◆スポーツ報知・記者コラム「両国発」
10年前、私は競走馬の育成スタッフとして、馬産地の北海道・新ひだか町でサラブレッドにまたがっていた。見渡す限りの白い大地。気温は日中でも氷点下のまま。牧場では大気中の蒸気が氷結する“ダイヤモンドダスト”が、海沿いの国道では海水面の水蒸気が冷やされることで出現する“けあらし”が見られる。冬の厳しさと絶景とともに競走馬の調教を行っていた。
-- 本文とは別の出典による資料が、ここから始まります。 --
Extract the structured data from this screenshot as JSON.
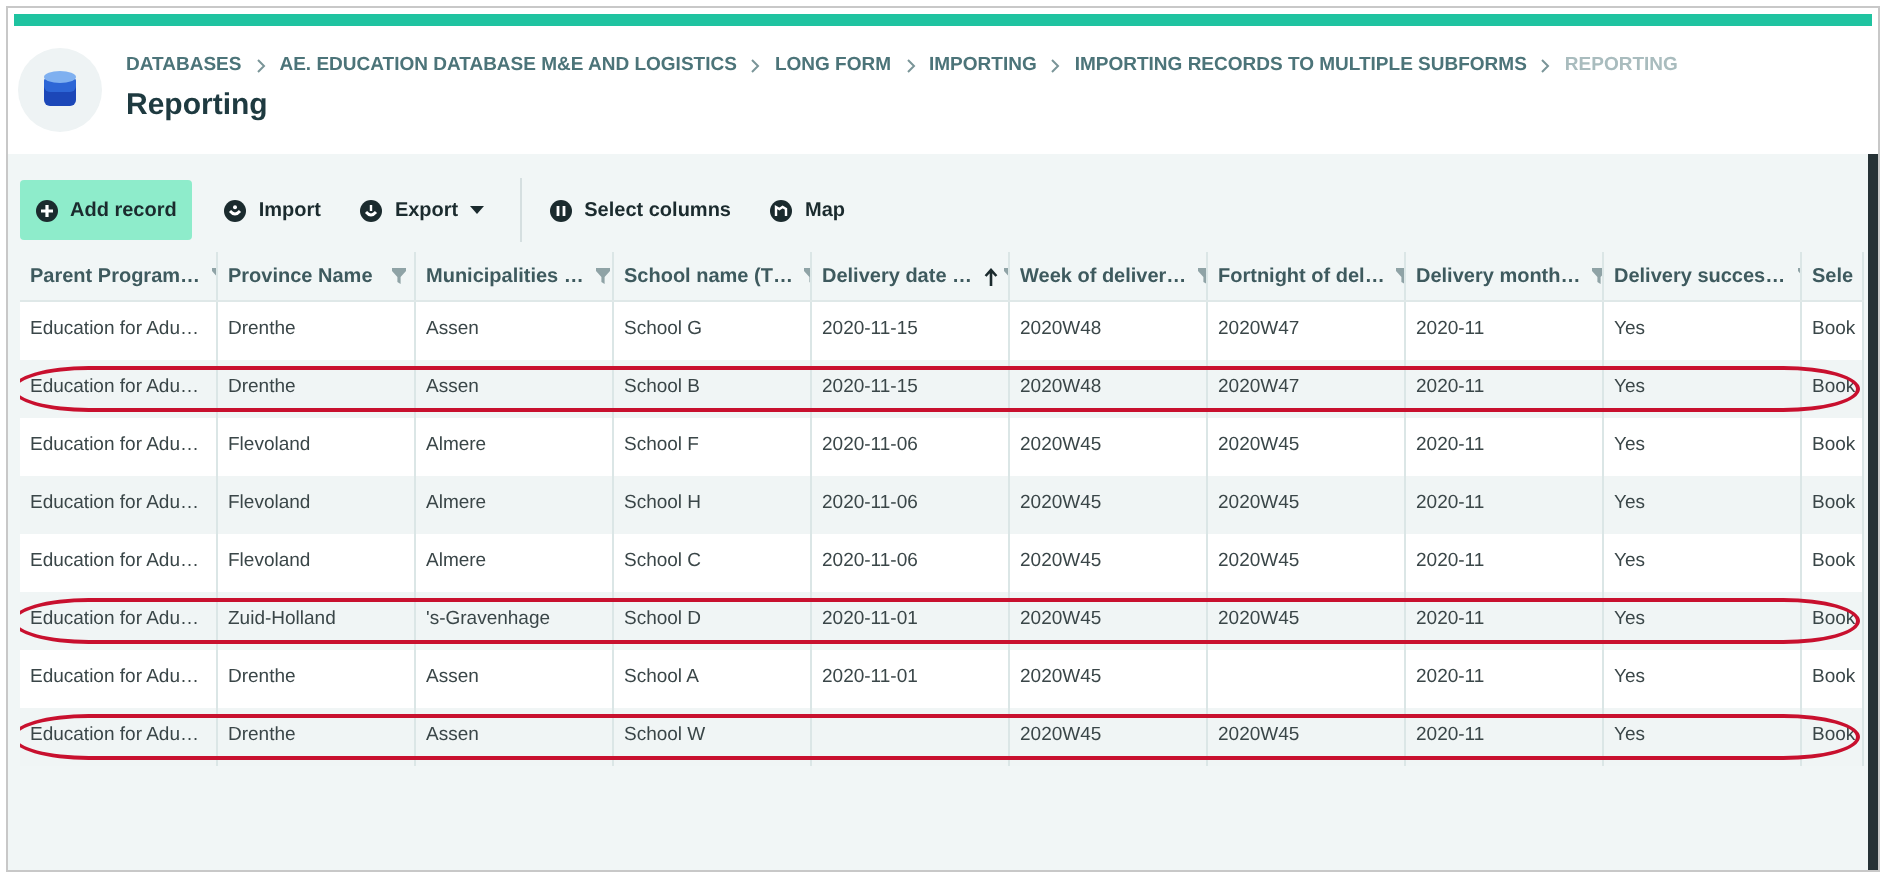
{
  "breadcrumbs": [
    {
      "label": "DATABASES",
      "current": false
    },
    {
      "label": "AE. EDUCATION DATABASE M&E AND LOGISTICS",
      "current": false
    },
    {
      "label": "LONG FORM",
      "current": false
    },
    {
      "label": "IMPORTING",
      "current": false
    },
    {
      "label": "IMPORTING RECORDS TO MULTIPLE SUBFORMS",
      "current": false
    },
    {
      "label": "REPORTING",
      "current": true
    }
  ],
  "title": "Reporting",
  "toolbar": [
    {
      "kind": "add",
      "label": "Add record",
      "primary": true,
      "dropdown": false
    },
    {
      "kind": "import",
      "label": "Import",
      "primary": false,
      "dropdown": false
    },
    {
      "kind": "export",
      "label": "Export",
      "primary": false,
      "dropdown": true
    },
    {
      "kind": "columns",
      "label": "Select columns",
      "primary": false,
      "dropdown": false
    },
    {
      "kind": "map",
      "label": "Map",
      "primary": false,
      "dropdown": false
    }
  ],
  "table": {
    "columns": [
      {
        "label": "Parent Program…",
        "sorted": false
      },
      {
        "label": "Province Name",
        "sorted": false
      },
      {
        "label": "Municipalities …",
        "sorted": false
      },
      {
        "label": "School name (T…",
        "sorted": false
      },
      {
        "label": "Delivery date …",
        "sorted": true
      },
      {
        "label": "Week of deliver…",
        "sorted": false
      },
      {
        "label": "Fortnight of del…",
        "sorted": false
      },
      {
        "label": "Delivery month…",
        "sorted": false
      },
      {
        "label": "Delivery succes…",
        "sorted": false
      },
      {
        "label": "Sele",
        "sorted": false
      }
    ],
    "rows": [
      {
        "highlighted": false,
        "cells": [
          "Education for Adu…",
          "Drenthe",
          "Assen",
          "School G",
          "2020-11-15",
          "2020W48",
          "2020W47",
          "2020-11",
          "Yes",
          "Book"
        ]
      },
      {
        "highlighted": true,
        "cells": [
          "Education for Adu…",
          "Drenthe",
          "Assen",
          "School B",
          "2020-11-15",
          "2020W48",
          "2020W47",
          "2020-11",
          "Yes",
          "Book"
        ]
      },
      {
        "highlighted": false,
        "cells": [
          "Education for Adu…",
          "Flevoland",
          "Almere",
          "School F",
          "2020-11-06",
          "2020W45",
          "2020W45",
          "2020-11",
          "Yes",
          "Book"
        ]
      },
      {
        "highlighted": false,
        "cells": [
          "Education for Adu…",
          "Flevoland",
          "Almere",
          "School H",
          "2020-11-06",
          "2020W45",
          "2020W45",
          "2020-11",
          "Yes",
          "Book"
        ]
      },
      {
        "highlighted": false,
        "cells": [
          "Education for Adu…",
          "Flevoland",
          "Almere",
          "School C",
          "2020-11-06",
          "2020W45",
          "2020W45",
          "2020-11",
          "Yes",
          "Book"
        ]
      },
      {
        "highlighted": true,
        "cells": [
          "Education for Adu…",
          "Zuid-Holland",
          "'s-Gravenhage",
          "School D",
          "2020-11-01",
          "2020W45",
          "2020W45",
          "2020-11",
          "Yes",
          "Book"
        ]
      },
      {
        "highlighted": false,
        "cells": [
          "Education for Adu…",
          "Drenthe",
          "Assen",
          "School A",
          "2020-11-01",
          "2020W45",
          "",
          "2020-11",
          "Yes",
          "Book"
        ]
      },
      {
        "highlighted": true,
        "cells": [
          "Education for Adu…",
          "Drenthe",
          "Assen",
          "School W",
          "",
          "2020W45",
          "2020W45",
          "2020-11",
          "Yes",
          "Book"
        ]
      }
    ]
  }
}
風を切り裂き、時速40キロ以上で走る調教コースでは、肌が少しでも出ていれば裂けるような痛みが走る。大げさなほどに上着を重ね、顔もなるべく肌を出さないよう完全防備で臨む。それでも氷点下20度で騎乗すれば、ゴーグルの中のまつ毛には氷の塊が徐々に大きくなって視界に入り、鐙(あぶみ)にかける足の指先は、感覚がほとんどなくなる。過酷な環境下に加え、経験の浅い私は気をつけていても馬装中に足を踏まれて小指を骨折するなど、けがが絶えなかった。
昨年12月7日にレース中のアクシデントで右足小指の骨にひびが入ったG1ジョッキーの松岡正海騎手(40)は4日後、JRAの調教施設・美浦トレーニングセンターに姿を見せ、普段通りに調教をつけた。「地上を歩くより、馬に乗っていたほうが楽」という言葉は、冗談でも笑い話でもない。鐙を長くしてコントロール性を高める乗馬に対し、競馬は鐙を短くしてスピードを重視する“モンキー乗り”というスタイル。主に親指と人さし指を支点に踏み、鐙が短くなるほど、つま先は内へ向く。そのため、騎手の小指にほとんど体重がかからず、騎乗への支障はほとんどない。松岡騎手の言葉は本音だとすぐに理解できた。
中央競馬担当になって1年がたつ。北国での騎乗経験は日々の取材の中でも生きている。(中央競馬担当・浅子 祐貴)
◆浅子 祐貴(あさこ・ゆうき) 2024年入社。中央競馬担当。北海道で競走馬育成に携わる。その後は南関東競馬担当を経験。